How does this fit in with other technology? A networking standard called 802.1X helps address this requirement. Network switches and wireless access points that support 802.1X make it possible to challenge the identity of users and the integrity of a laptop or desktop PC before it is assigned an IP address. The integrity check can determine whether the computer has received the latest antivirus updates and operating system security patches.

Do I need equipment that supports that standard? No, but 802.1X support in equipment makes it easier to implement a better system. Most wireless access points now support the standard; wired network nodes typically do not, although network equipment manufacturers are beginning to include 802.1X in their high-end products. NAC systems must also support alternate approaches, such as embedding client integrity checks in DHCP server software.
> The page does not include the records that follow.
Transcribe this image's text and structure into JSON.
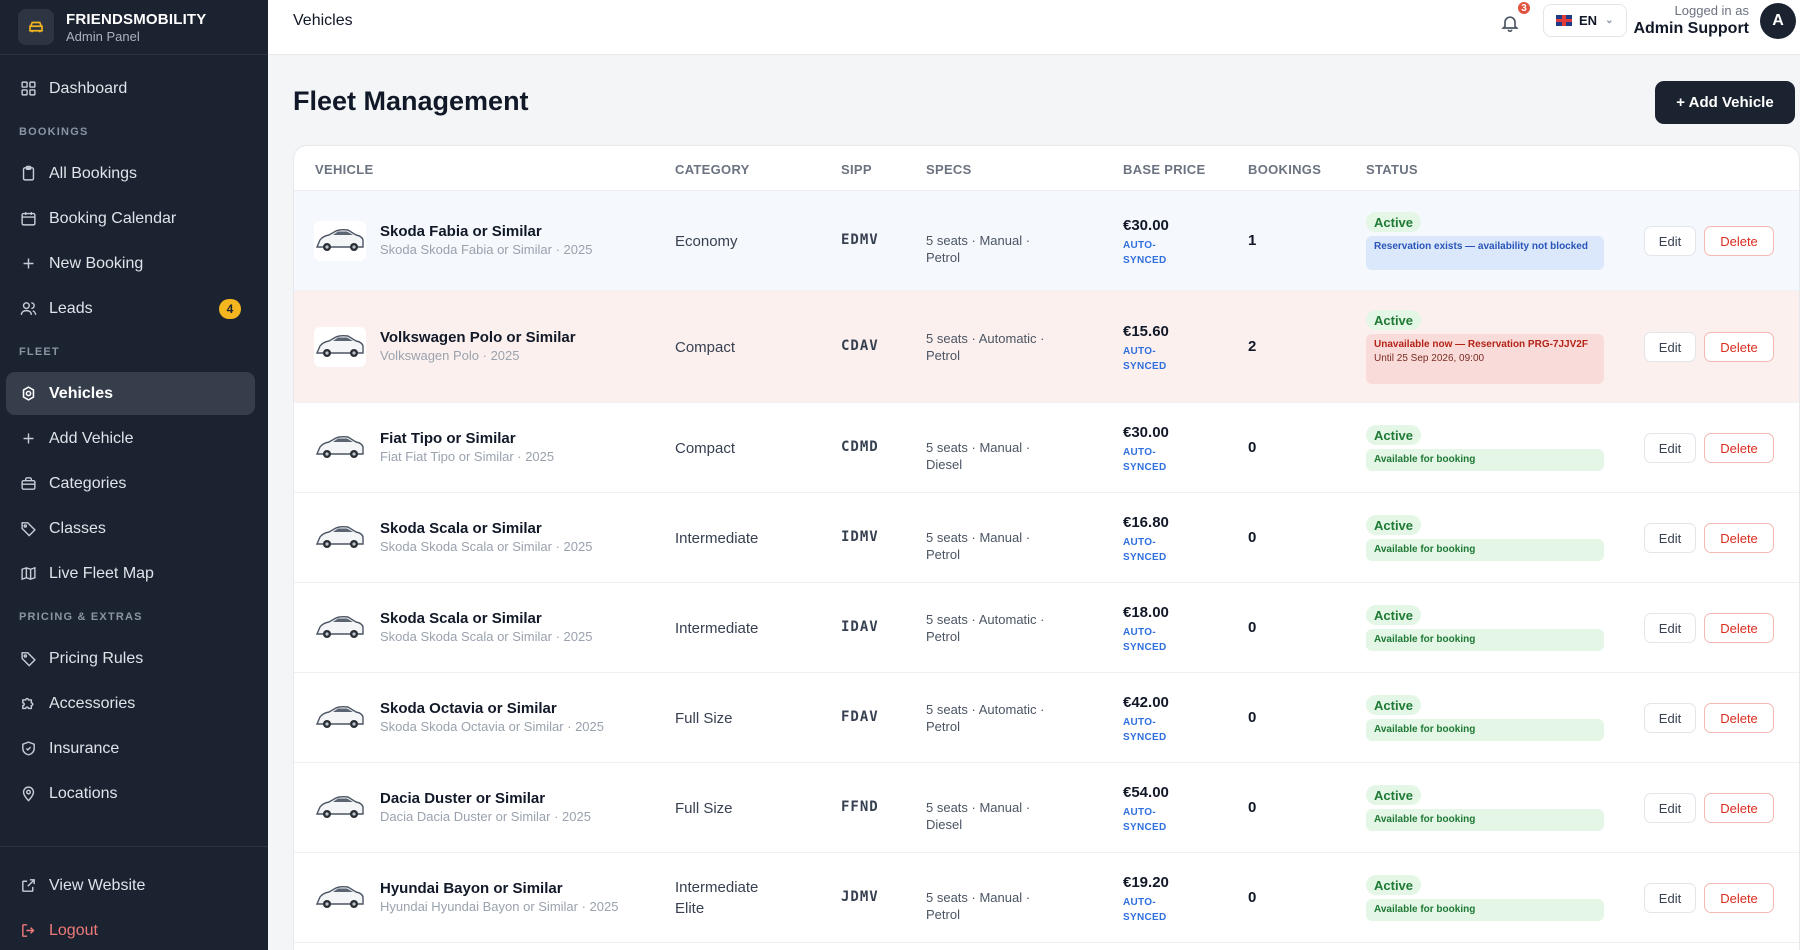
{
  "brand": {
    "title": "FRIENDSMOBILITY",
    "subtitle": "Admin Panel"
  },
  "sidebar": {
    "dashboard": "Dashboard",
    "section_bookings": "BOOKINGS",
    "all_bookings": "All Bookings",
    "booking_calendar": "Booking Calendar",
    "new_booking": "New Booking",
    "leads": "Leads",
    "leads_badge": "4",
    "section_fleet": "FLEET",
    "vehicles": "Vehicles",
    "add_vehicle": "Add Vehicle",
    "categories": "Categories",
    "classes": "Classes",
    "live_fleet_map": "Live Fleet Map",
    "section_pricing": "PRICING & EXTRAS",
    "pricing_rules": "Pricing Rules",
    "accessories": "Accessories",
    "insurance": "Insurance",
    "locations": "Locations",
    "view_website": "View Website",
    "logout": "Logout"
  },
  "header": {
    "breadcrumb": "Vehicles",
    "notification_count": "3",
    "language": "EN",
    "logged_in_label": "Logged in as",
    "user_name": "Admin Support",
    "avatar_initial": "A"
  },
  "main": {
    "title": "Fleet Management",
    "add_button": "+ Add Vehicle",
    "columns": {
      "vehicle": "VEHICLE",
      "category": "CATEGORY",
      "sipp": "SIPP",
      "specs": "SPECS",
      "base_price": "BASE PRICE",
      "bookings": "BOOKINGS",
      "status": "STATUS"
    },
    "rows": [
      {
        "name": "Skoda Fabia or Similar",
        "sub": "Skoda Skoda Fabia or Similar · 2025",
        "category": "Economy",
        "sipp": "EDMV",
        "specs": "5 seats · Manual · Petrol",
        "price": "€30.00",
        "sync": "AUTO-SYNCED",
        "bookings": "1",
        "status": "Active",
        "availability": "Reservation exists — availability not blocked",
        "availability_until": "",
        "availability_type": "blue"
      },
      {
        "name": "Volkswagen Polo or Similar",
        "sub": "Volkswagen Polo · 2025",
        "category": "Compact",
        "sipp": "CDAV",
        "specs": "5 seats · Automatic · Petrol",
        "price": "€15.60",
        "sync": "AUTO-SYNCED",
        "bookings": "2",
        "status": "Active",
        "availability": "Unavailable now — Reservation PRG-7JJV2F",
        "availability_until": "Until 25 Sep 2026, 09:00",
        "availability_type": "red"
      },
      {
        "name": "Fiat Tipo or Similar",
        "sub": "Fiat Fiat Tipo or Similar · 2025",
        "category": "Compact",
        "sipp": "CDMD",
        "specs": "5 seats · Manual · Diesel",
        "price": "€30.00",
        "sync": "AUTO-SYNCED",
        "bookings": "0",
        "status": "Active",
        "availability": "Available for booking",
        "availability_until": "",
        "availability_type": "green"
      },
      {
        "name": "Skoda Scala or Similar",
        "sub": "Skoda Skoda Scala or Similar · 2025",
        "category": "Intermediate",
        "sipp": "IDMV",
        "specs": "5 seats · Manual · Petrol",
        "price": "€16.80",
        "sync": "AUTO-SYNCED",
        "bookings": "0",
        "status": "Active",
        "availability": "Available for booking",
        "availability_until": "",
        "availability_type": "green"
      },
      {
        "name": "Skoda Scala or Similar",
        "sub": "Skoda Skoda Scala or Similar · 2025",
        "category": "Intermediate",
        "sipp": "IDAV",
        "specs": "5 seats · Automatic · Petrol",
        "price": "€18.00",
        "sync": "AUTO-SYNCED",
        "bookings": "0",
        "status": "Active",
        "availability": "Available for booking",
        "availability_until": "",
        "availability_type": "green"
      },
      {
        "name": "Skoda Octavia or Similar",
        "sub": "Skoda Skoda Octavia or Similar · 2025",
        "category": "Full Size",
        "sipp": "FDAV",
        "specs": "5 seats · Automatic · Petrol",
        "price": "€42.00",
        "sync": "AUTO-SYNCED",
        "bookings": "0",
        "status": "Active",
        "availability": "Available for booking",
        "availability_until": "",
        "availability_type": "green"
      },
      {
        "name": "Dacia Duster or Similar",
        "sub": "Dacia Dacia Duster or Similar · 2025",
        "category": "Full Size",
        "sipp": "FFND",
        "specs": "5 seats · Manual · Diesel",
        "price": "€54.00",
        "sync": "AUTO-SYNCED",
        "bookings": "0",
        "status": "Active",
        "availability": "Available for booking",
        "availability_until": "",
        "availability_type": "green"
      },
      {
        "name": "Hyundai Bayon or Similar",
        "sub": "Hyundai Hyundai Bayon or Similar · 2025",
        "category": "Intermediate Elite",
        "sipp": "JDMV",
        "specs": "5 seats · Manual · Petrol",
        "price": "€19.20",
        "sync": "AUTO-SYNCED",
        "bookings": "0",
        "status": "Active",
        "availability": "Available for booking",
        "availability_until": "",
        "availability_type": "green"
      }
    ],
    "edit_label": "Edit",
    "delete_label": "Delete"
  },
  "icons": {
    "brand": "car-logo-icon",
    "dashboard": "grid-icon",
    "all_bookings": "clipboard-icon",
    "booking_calendar": "calendar-icon",
    "new_booking": "plus-icon",
    "leads": "users-icon",
    "vehicles": "car-icon",
    "add_vehicle": "plus-icon",
    "categories": "briefcase-icon",
    "classes": "tag-icon",
    "live_fleet_map": "map-icon",
    "pricing_rules": "tag-icon",
    "accessories": "puzzle-icon",
    "insurance": "shield-icon",
    "locations": "pin-icon",
    "view_website": "external-link-icon",
    "logout": "logout-icon",
    "bell": "bell-icon"
  },
  "colors": {
    "sidebar_bg": "#1c2330",
    "accent_dark": "#1c2330",
    "active_green": "#1f7a35",
    "danger": "#d92d20",
    "sync_blue": "#2f6fde",
    "badge_yellow": "#f3b61f"
  }
}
Is there a single approach? Not yet. The Trusted Computing Group, a standards organization devoted to hardening computers against attack, has a Trusted Network Connect subcommittee working on this issue. In May, this group released a set of programming interfaces for vendors of antivirus, firewall, and other security products to support as part of a standard NAC architecture. It is currently working on a set of data transmission standards for communication between client computers and security servers.
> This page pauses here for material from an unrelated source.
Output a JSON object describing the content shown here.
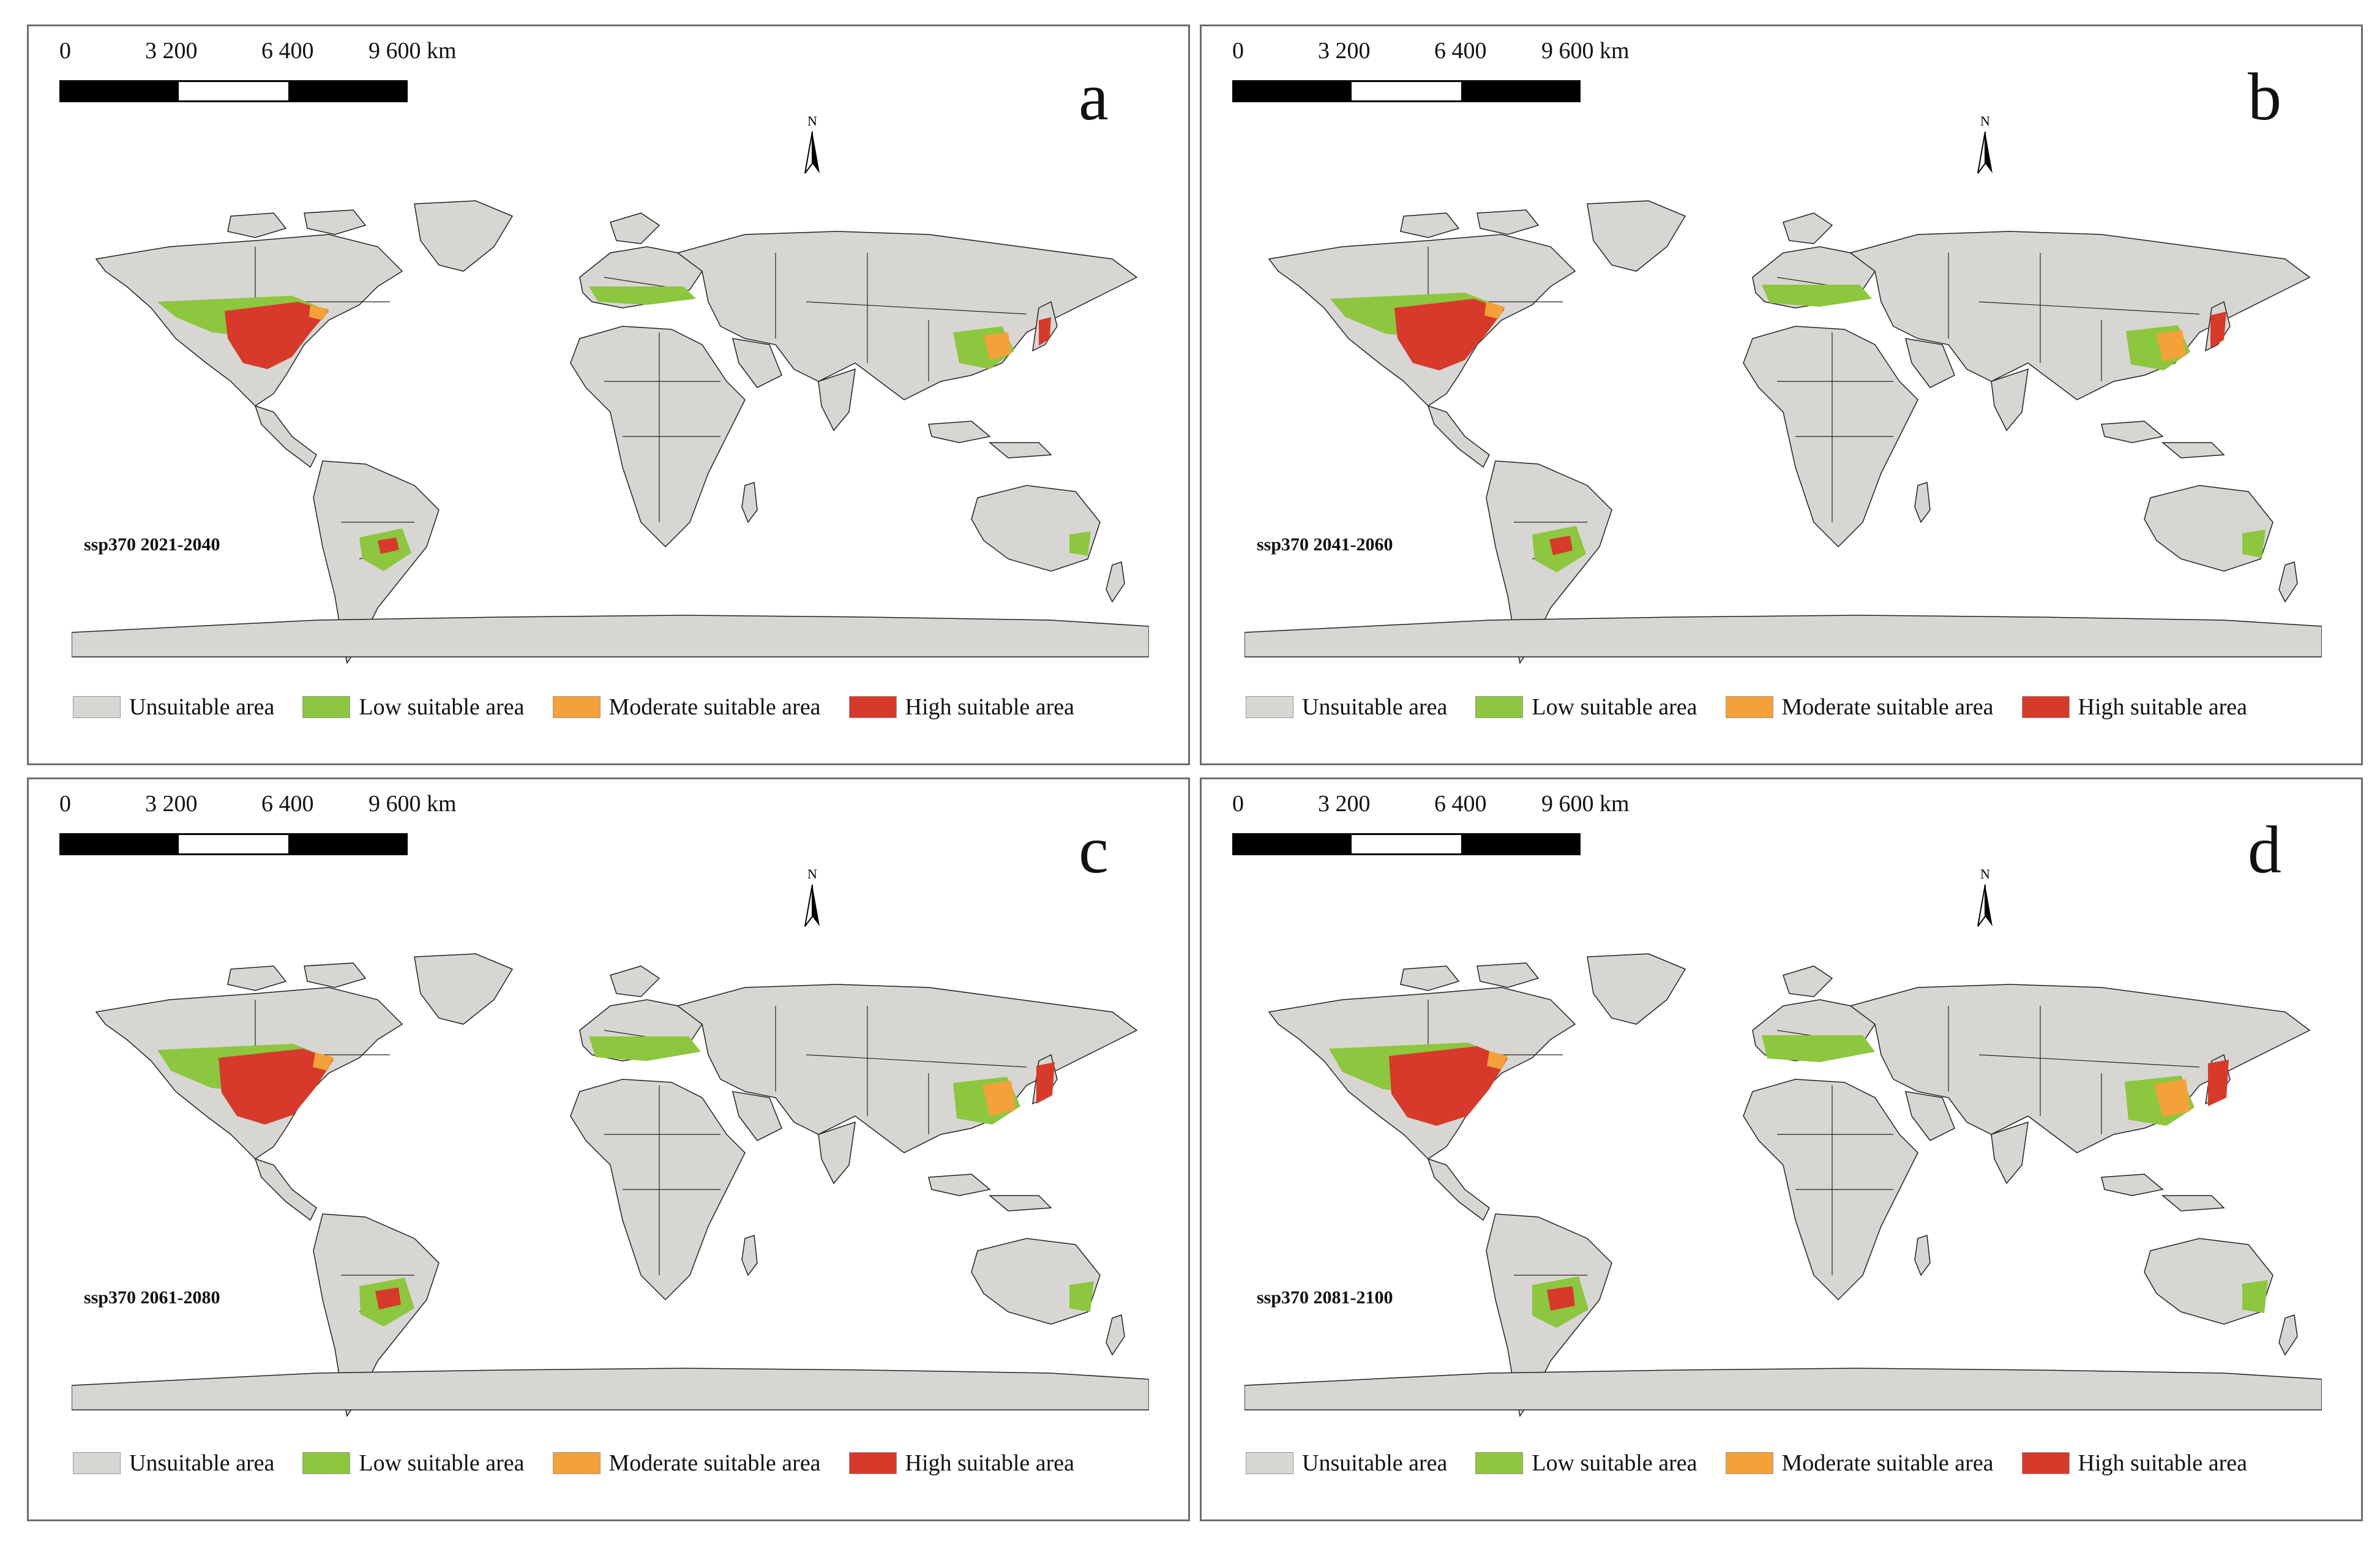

Meanwhile, Cisco has enlisted its own circle of security systems vendors to support its NAC framework. Because of Cisco’s market power, this could become a de facto standard for its customers, and Cisco has also pledged to submit the basic protocols to the Internet Engineering Task Force as a standards proposal by the end of 2006.

The third major effort is Microsoft’s Network Access Protection initiative, scheduled to be included in a 2007 release of the Windows server operating system.

How bleeding-edge is this? Few organizations have deployed full-fledged network access control security, although many are investigating it, particularly in security-sensitive industries such as finance, health care and defense.

“Everybody’s looking at it, but not many are deploying it,” says Steve Hanna, senior engineer at security vendor Funk Software and a co-chair of the Trusted Network Connect group. “Anytime you’re coming between your users and their business needs, you’d better make sure there’s not a roadblock there.”